ATLANTA — As election workers continue to thoroughly count the remaining ballots in the days following the election, a term being is being discussed that may be unfamiliar to the average voter. It's called adjudication. But what does it mean?
What is adjudication?
The five-syllable word actually describes the simple process of reviewing a ballot that may have been flagged during the process of scanning a ballot.
A ballot could be flagged for a variety of reasons - anything from a bubble being incorrectly filled out, to a bent corner on a ballot, to more than one candidate selected on a ballot.
"When these kinds of garden-variety problems arise, election boards or other bodies have to decide how to treat those ballots," explained Rick Hasen, a CNN contributor and election law expert at the University of California, Irvine.
To borrow an analogy, think of it as going through a TSA security checkpoint (though, you may have to think a bit further back due to being grounded by the pandemic).
Occasionally, a bag will be flagged during the screening process that then requires a TSA agent to check it more thoroughly. Most times, after a check by the agent, the issue can be resolved, and you can be on your way.
In the process of adjudication, a small panel - usually made up of one Democrat, one Republican and one non-partisan election official - will review the ballot in question. That panel will then try to resolve the voter's intent. If it is resolved, it will be added to the vote tally.

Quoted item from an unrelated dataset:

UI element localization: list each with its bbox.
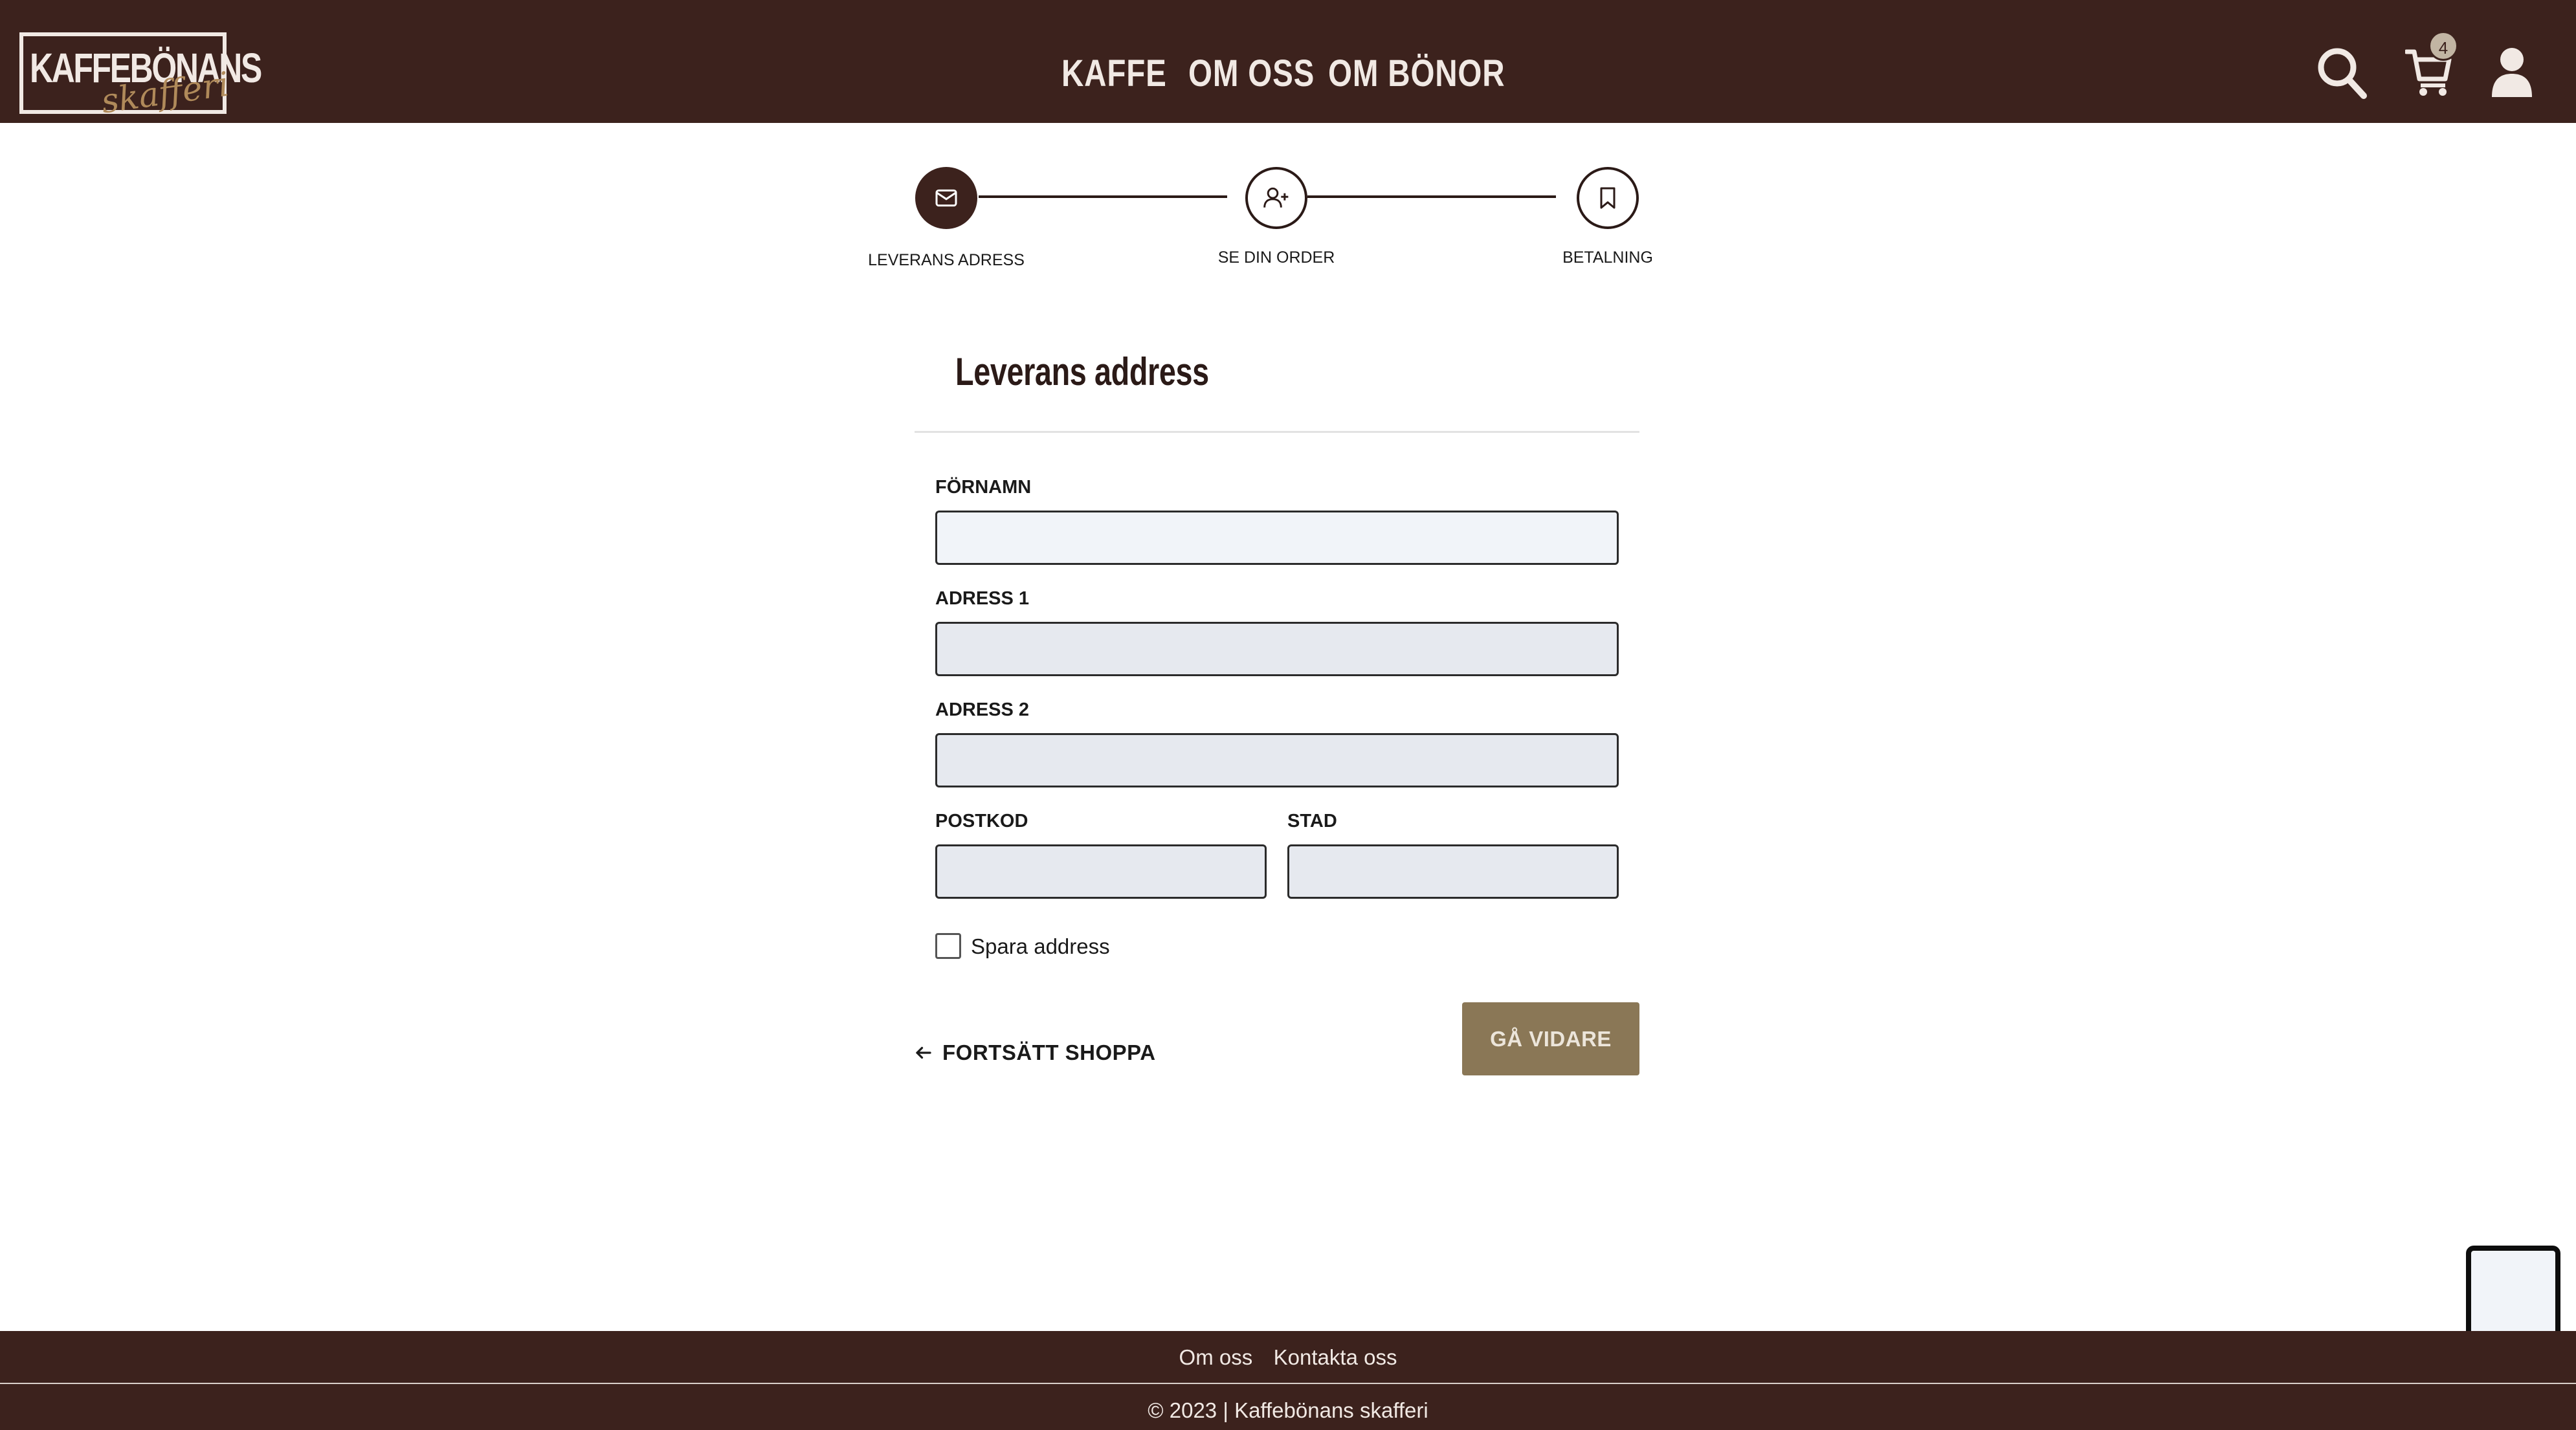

Election officials have been stressing that adjudication - like counting every ballot received by election day - is part of the normal election process and is not out of the ordinary. However, the background process is now thrust to the forefront thanks to the razor-thin margins separating the presidential candidates, Joe Biden and President Donald Trump, in multiple battleground states - Georgia included.
It's been playing out in both Fulton County, where workers had to sort through exponentially more mail-in ballots, and Gwinnett County, which had a software glitch that flagged an unknown number of ballots that had already been reviewed, as needing adjudication again..
Once ballots have been adjudicated, they are added to the unofficial vote tally. From there, the votes are canvassed - or counted - one final time, before they are certified - first by the county, then by the Secretary of State's office.